Paying Doesn’t Guarantee Recovery

While 80% of victims paid the ransom, one quarter still could not recover data, demonstrating that meeting demands is an unreliable path to restoration.

A prudent way forward is to invest in immutable backups and isolated recovery solutions instead of relying on attackers’ promises.

Quick triage, slow recovery  

The triage process of determining which systems are infected and which backups are safe often delays restoration for weeks after an attack.

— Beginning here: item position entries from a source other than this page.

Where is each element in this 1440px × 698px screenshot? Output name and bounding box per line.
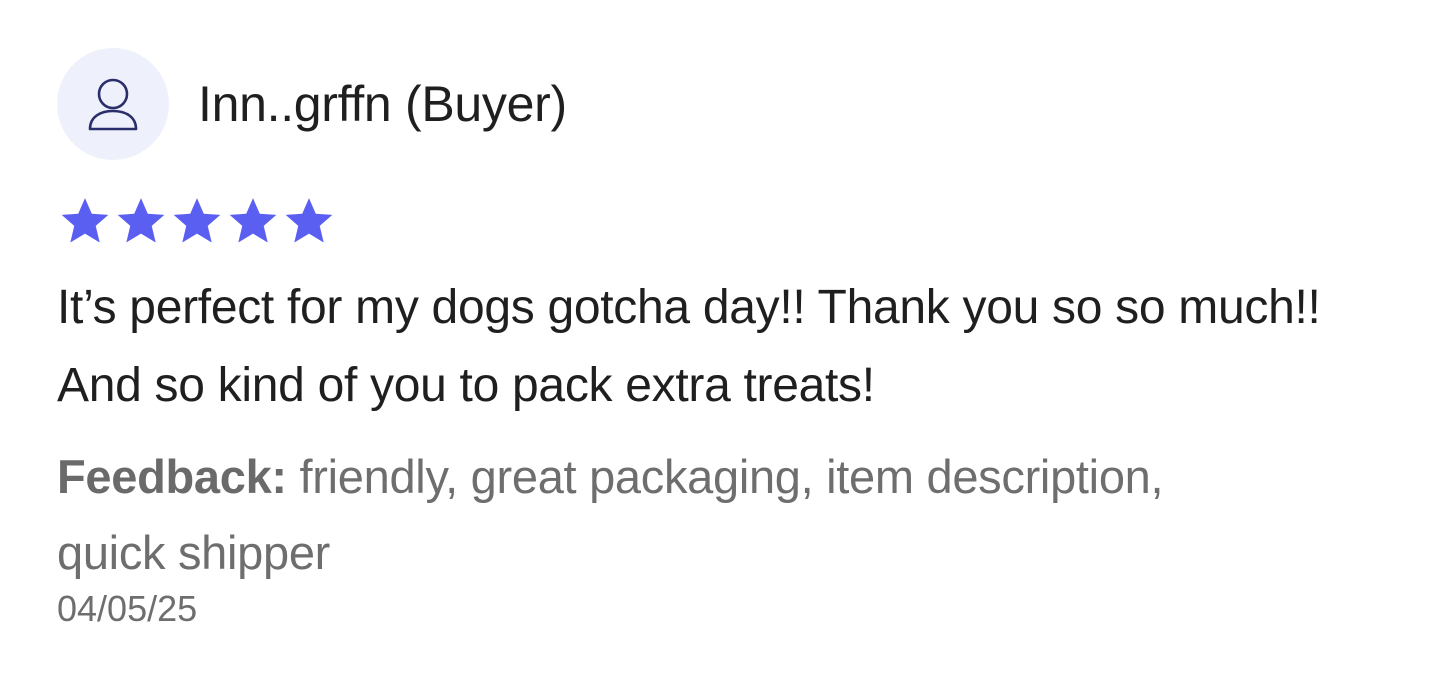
avatar	[57, 48, 169, 160]
star-icon	[173, 198, 221, 243]
reviewer-name: Inn..grffn (Buyer)	[198, 76, 567, 132]
review-date: 04/05/25	[57, 588, 198, 629]
review-header: Inn..grffn (Buyer)	[57, 48, 1397, 160]
feedback-tags: Feedback: friendly, great packaging, ite…	[57, 439, 1257, 591]
review-card: Inn..grffn (Buyer) It’s perfect for my d…	[57, 48, 1397, 633]
star-icon	[61, 198, 109, 243]
star-icon	[229, 198, 277, 243]
user-icon	[88, 78, 138, 131]
star-rating	[57, 193, 1397, 249]
star-icon	[117, 198, 165, 243]
review-text: It’s perfect for my dogs gotcha day!! Th…	[57, 281, 1321, 412]
feedback-label: Feedback:	[57, 450, 287, 503]
star-icon	[285, 198, 333, 243]
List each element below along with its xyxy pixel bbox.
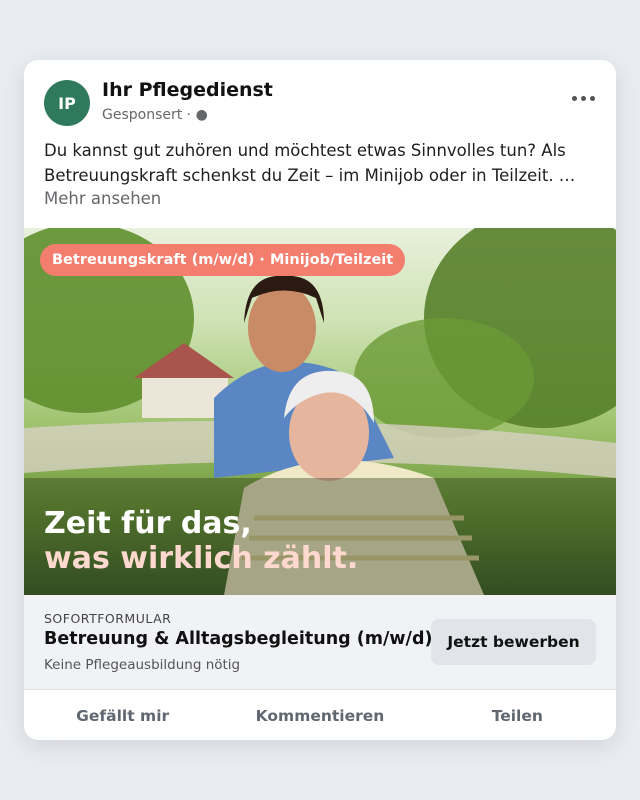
cta-title: Betreuung & Alltagsbegleitung (m/w/d) bbox=[44, 629, 433, 649]
more-options-icon[interactable] bbox=[568, 86, 598, 110]
headline-line-1: Zeit für das, bbox=[44, 506, 252, 541]
post-text: Du kannst gut zuhören und möchtest etwas… bbox=[44, 141, 576, 185]
comment-button[interactable]: Kommentieren bbox=[221, 707, 418, 725]
page-name[interactable]: Ihr Pflegedienst bbox=[102, 79, 273, 101]
avatar[interactable]: IP bbox=[44, 80, 90, 126]
cta-subtitle: Keine Pflegeausbildung nötig bbox=[44, 657, 241, 673]
form-label: SOFORTFORMULAR bbox=[44, 611, 172, 626]
dot bbox=[571, 95, 577, 101]
ad-image[interactable]: Betreuungskraft (m/w/d) · Minijob/Teilze… bbox=[24, 228, 616, 595]
dot bbox=[589, 95, 595, 101]
sponsored-post-card: IP Ihr Pflegedienst Gesponsert · ● Du ka… bbox=[24, 60, 616, 740]
headline-line-2: was wirklich zählt. bbox=[44, 541, 359, 576]
apply-button[interactable]: Jetzt bewerben bbox=[431, 619, 596, 665]
see-more-link[interactable]: Mehr ansehen bbox=[44, 189, 161, 208]
dot bbox=[580, 95, 586, 101]
job-tag-badge: Betreuungskraft (m/w/d) · Minijob/Teilze… bbox=[40, 244, 406, 276]
sponsored-label: Gesponsert · ● bbox=[102, 107, 208, 123]
like-button[interactable]: Gefällt mir bbox=[24, 707, 221, 725]
share-button[interactable]: Teilen bbox=[419, 707, 616, 725]
post-actions: Gefällt mir Kommentieren Teilen bbox=[24, 689, 616, 740]
post-header: IP Ihr Pflegedienst Gesponsert · ● bbox=[24, 60, 616, 126]
cta-bar: SOFORTFORMULAR Betreuung & Alltagsbeglei… bbox=[24, 595, 616, 689]
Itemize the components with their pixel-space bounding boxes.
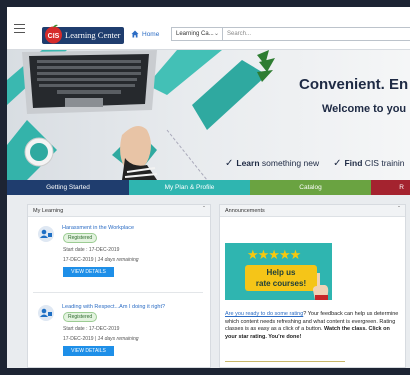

The survey found it takes at least 3 weeks to recover per attack, leading to significant downtime.

You should seek recovery solutions that allow quick, scalable data verification to accelerate recovery timelines. Veeam data backup and recovery solutions offer best-in-class performance to keep your recovery on track.

Re-infection risks

Over half of organisations restored data without verifying its integrity first, risking re-infection of systems. 31% said they rely on immutable repositories, a best practice that does not always guarantee the newest data.

We recommend staging restorations in isolated environments to scan data before putting it into production to reduce the risk of re-infection.

Hybrid recovery options

71% of IT leaders would recover to the cloud and 81% to a data centre post-attack, with 29% only planning to recover to on-prem servers.

52% of IT leaders are considering a cloud and on-prem recovery solution, with managed disaster recovery-as-a-service (DRaaS) platforms growing in popularity.

We recommend leveraging both on-prem and cloud infrastructures for maximum flexibility when primary sites are compromised.

Immutable backups

82% of organisations now use immutable cloud backups, and 64% leverage immutable disk. This air-gapped approach prevents backup corruption, and as Veeam notes, it is very achievable for backup data across IT infrastructure.

Aligning security and backup teams

Only 40% of survey respondents said their security and backup teams are well-aligned and on the same page, a worrying statistic since collaboration and coordination between teams are critical to preventing and responding to attacks.